EduTrack AI
An AI API for academic performance prediction in gamified environments, complementing the EduTrack platform, with academic support from CEDIS.

Project Description
EduTrack AI is an artificial intelligence API for academic performance prediction in gamified environments, complementing the EduTrack platform. The product was developed by Daniel Rodrigues da Rocha, Davi Rodrigues da Rocha, and Mylena Angélica Silva Farias, with the involvement of Prof. Sergio Freitas , as part of their undergraduate research (scientific initiation) at CEDIS.
The API consumes the diagnostic indicators collected by EduTrack — prior knowledge, autonomy, expectations, curiosity, and motivation — to generate academic performance predictions that support pedagogical decisions on personalization and gamification.
Project Objectives
The main objectives of the project are:
- to provide academic performance prediction based on motivational and profile indicators collected at the start of the semester;
- to integrate artificial intelligence and machine learning techniques with the educational gamification practiced in EduTrack;
- to anticipate academic risk signals before they show up as low grades, delays, or reduced participation; and
- to serve as an experimental basis for teaching, research, and outreach initiatives supported by CEDIS in artificial intelligence, learning analytics, and gamification.
Resources and Features
EduTrack AI exposes an API that receives the diagnostic indicators collected by EduTrack and returns academic performance predictions, allowing the platform to proactively flag classes or students who may benefit from more targeted pedagogical interventions or gamification strategies.
Academic Link
- Daniel Rodrigues da Rocha (product development as part of undergraduate research)

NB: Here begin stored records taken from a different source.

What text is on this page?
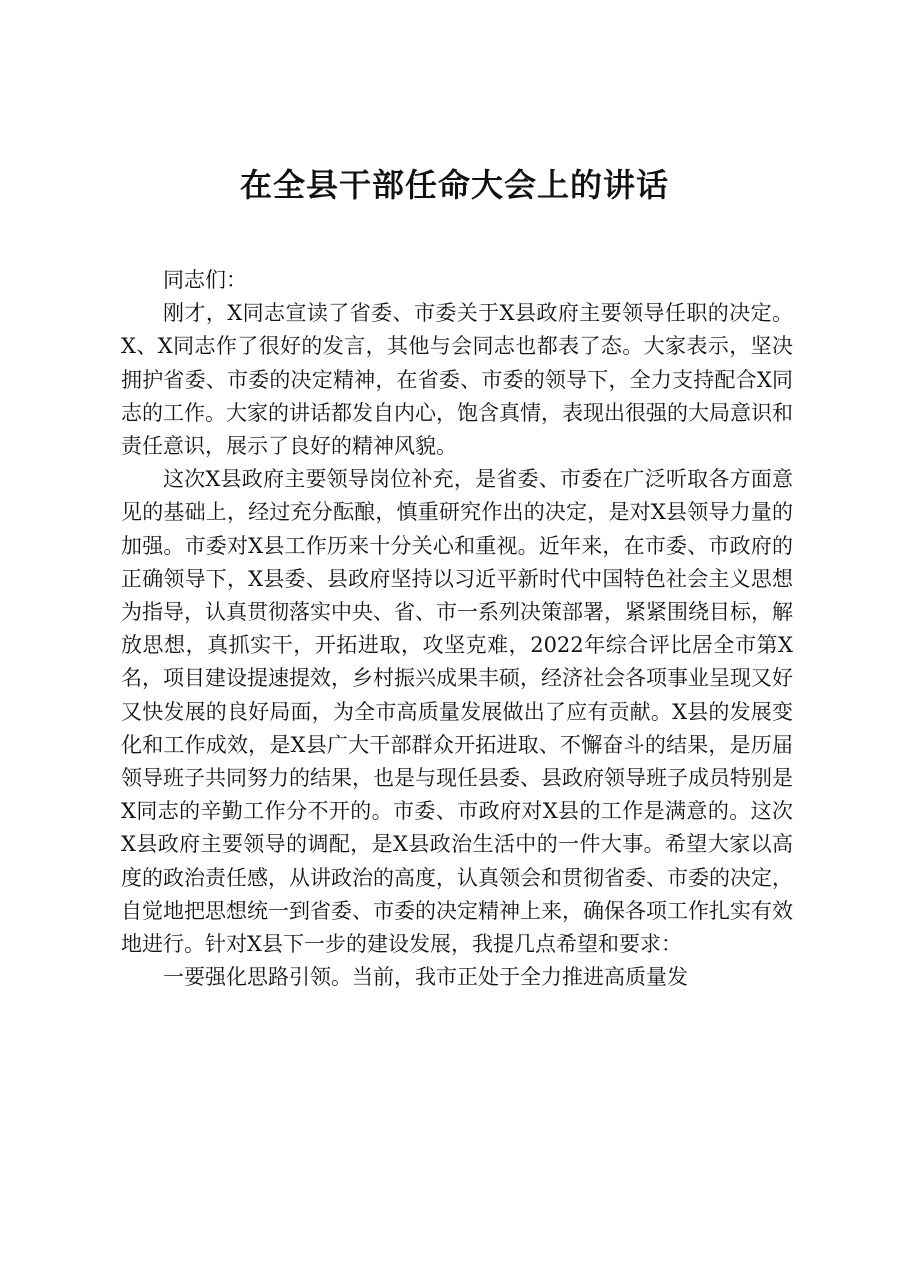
在全县干部任命大会上的讲话

同志们：

刚才，X同志宣读了省委、市委关于X县政府主要领导任职的决定。X、X同志作了很好的发言，其他与会同志也都表了态。大家表示，坚决拥护省委、市委的决定精神，在省委、市委的领导下，全力支持配合X同志的工作。大家的讲话都发自内心，饱含真情，表现出很强的大局意识和责任意识，展示了良好的精神风貌。

这次X县政府主要领导岗位补充，是省委、市委在广泛听取各方面意见的基础上，经过充分酝酿，慎重研究作出的决定，是对X县领导力量的加强。市委对X县工作历来十分关心和重视。近年来，在市委、市政府的正确领导下，X县委、县政府坚持以习近平新时代中国特色社会主义思想为指导，认真贯彻落实中央、省、市一系列决策部署，紧紧围绕目标，解放思想，真抓实干，开拓进取，攻坚克难，2022年综合评比居全市第X名，项目建设提速提效，乡村振兴成果丰硕，经济社会各项事业呈现又好又快发展的良好局面，为全市高质量发展做出了应有贡献。X县的发展变化和工作成效，是X县广大干部群众开拓进取、不懈奋斗的结果，是历届领导班子共同努力的结果，也是与现任县委、县政府领导班子成员特别是X同志的辛勤工作分不开的。市委、市政府对X县的工作是满意的。这次X县政府主要领导的调配，是X县政治生活中的一件大事。希望大家以高度的政治责任感，从讲政治的高度，认真领会和贯彻省委、市委的决定，自觉地把思想统一到省委、市委的决定精神上来，确保各项工作扎实有效地进行。针对X县下一步的建设发展，我提几点希望和要求：

一要强化思路引领。当前，我市正处于全力推进高质量发
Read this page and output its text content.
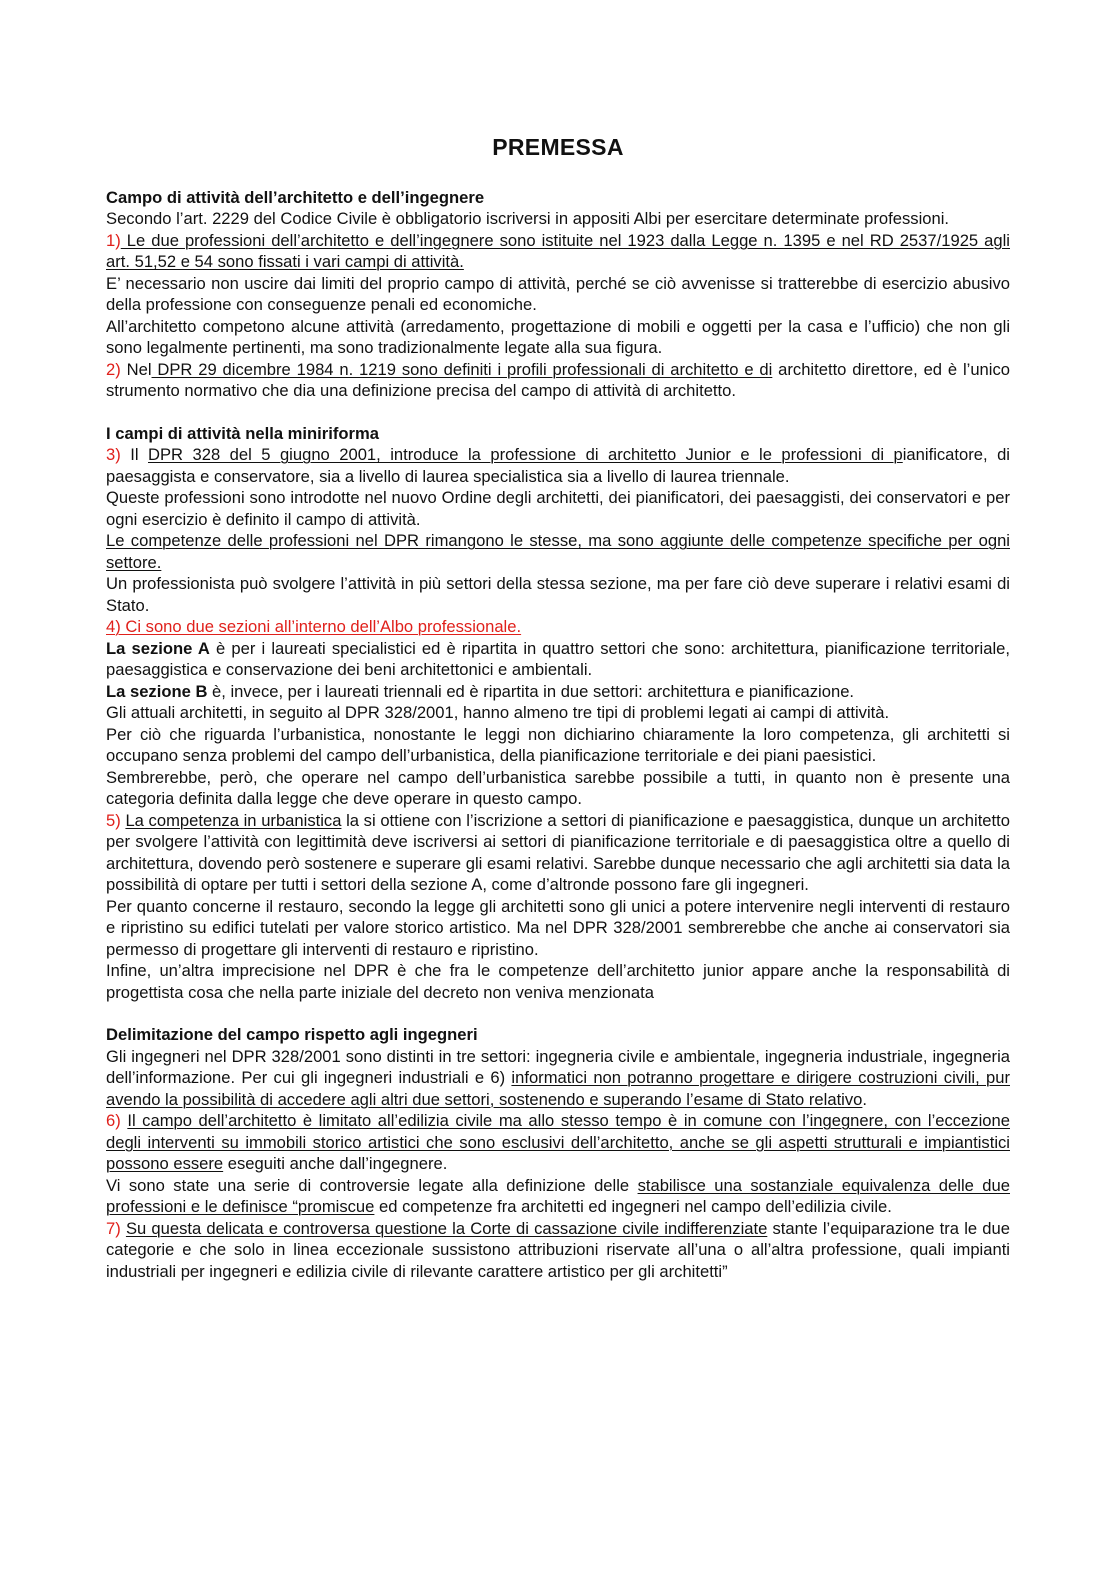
PREMESSA
Campo di attività dell’architetto e dell’ingegnere

Secondo l’art. 2229 del Codice Civile è obbligatorio iscriversi in appositi Albi per esercitare determinate professioni.

1) Le due professioni dell’architetto e dell’ingegnere sono istituite nel 1923 dalla Legge n. 1395 e nel RD 2537/1925 agli art. 51,52 e 54 sono fissati i vari campi di attività.

E’ necessario non uscire dai limiti del proprio campo di attività, perché se ciò avvenisse si tratterebbe di esercizio abusivo della professione con conseguenze penali ed economiche.

All’architetto competono alcune attività (arredamento, progettazione di mobili e oggetti per la casa e l’ufficio) che non gli sono legalmente pertinenti, ma sono tradizionalmente legate alla sua figura.

2) Nel DPR 29 dicembre 1984 n. 1219 sono definiti i profili professionali di architetto e di architetto direttore, ed è l’unico strumento normativo che dia una definizione precisa del campo di attività di architetto.

I campi di attività nella miniriforma

3) Il DPR 328 del 5 giugno 2001, introduce la professione di architetto Junior e le professioni di pianificatore, di paesaggista e conservatore, sia a livello di laurea specialistica sia a livello di laurea triennale.

Queste professioni sono introdotte nel nuovo Ordine degli architetti, dei pianificatori, dei paesaggisti, dei conservatori e per ogni esercizio è definito il campo di attività.

Le competenze delle professioni nel DPR rimangono le stesse, ma sono aggiunte delle competenze specifiche per ogni settore.

Un professionista può svolgere l’attività in più settori della stessa sezione, ma per fare ciò deve superare i relativi esami di Stato.

4) Ci sono due sezioni all’interno dell’Albo professionale.

La sezione A è per i laureati specialistici ed è ripartita in quattro settori che sono: architettura, pianificazione territoriale, paesaggistica e conservazione dei beni architettonici e ambientali.

La sezione B è, invece, per i laureati triennali ed è ripartita in due settori: architettura e pianificazione.

Gli attuali architetti, in seguito al DPR 328/2001, hanno almeno tre tipi di problemi legati ai campi di attività.

Per ciò che riguarda l’urbanistica, nonostante le leggi non dichiarino chiaramente la loro competenza, gli architetti si occupano senza problemi del campo dell’urbanistica, della pianificazione territoriale e dei piani paesistici.

Sembrerebbe, però, che operare nel campo dell’urbanistica sarebbe possibile a tutti, in quanto non è presente una categoria definita dalla legge che deve operare in questo campo.

5) La competenza in urbanistica la si ottiene con l’iscrizione a settori di pianificazione e paesaggistica, dunque un architetto per svolgere l’attività con legittimità deve iscriversi ai settori di pianificazione territoriale e di paesaggistica oltre a quello di architettura, dovendo però sostenere e superare gli esami relativi. Sarebbe dunque necessario che agli architetti sia data la possibilità di optare per tutti i settori della sezione A, come d’altronde possono fare gli ingegneri.

Per quanto concerne il restauro, secondo la legge gli architetti sono gli unici a potere intervenire negli interventi di restauro e ripristino su edifici tutelati per valore storico artistico. Ma nel DPR 328/2001 sembrerebbe che anche ai conservatori sia permesso di progettare gli interventi di restauro e ripristino.

Infine, un’altra imprecisione nel DPR è che fra le competenze dell’architetto junior appare anche la responsabilità di progettista cosa che nella parte iniziale del decreto non veniva menzionata

Delimitazione del campo rispetto agli ingegneri

Gli ingegneri nel DPR 328/2001 sono distinti in tre settori: ingegneria civile e ambientale, ingegneria industriale, ingegneria dell’informazione. Per cui gli ingegneri industriali e 6) informatici non potranno progettare e dirigere costruzioni civili, pur avendo la possibilità di accedere agli altri due settori, sostenendo e superando l’esame di Stato relativo.

6) Il campo dell’architetto è limitato all’edilizia civile ma allo stesso tempo è in comune con l’ingegnere, con l’eccezione degli interventi su immobili storico artistici che sono esclusivi dell’architetto, anche se gli aspetti strutturali e impiantistici possono essere eseguiti anche dall’ingegnere.

Vi sono state una serie di controversie legate alla definizione delle stabilisce una sostanziale equivalenza delle due professioni e le definisce “promiscue ed competenze fra architetti ed ingegneri nel campo dell’edilizia civile.

7) Su questa delicata e controversa questione la Corte di cassazione civile indifferenziate stante l’equiparazione tra le due categorie e che solo in linea eccezionale sussistono attribuzioni riservate all’una o all’altra professione, quali impianti industriali per ingegneri e edilizia civile di rilevante carattere artistico per gli architetti”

- Davi Rodrigues da Rocha (product development as part of undergraduate research)
- Mylena Angélica Silva Farias (product development as part of undergraduate research)
- Prof. Sergio Freitas (academic supervision)
Related Scientific Output
The diagnostic instrument underpinning EduTrack AI was described in a paper accepted at the XXXVII Brazilian Symposium on Computers in Education (SBIE 2026), authored by Prof. Sergio Freitas , Daniel Rodrigues da Rocha, Davi Rodrigues da Rocha, and Mylena Angélica Silva Farias.
Access
The API is available at ai.edutrack.cedis.tec.br.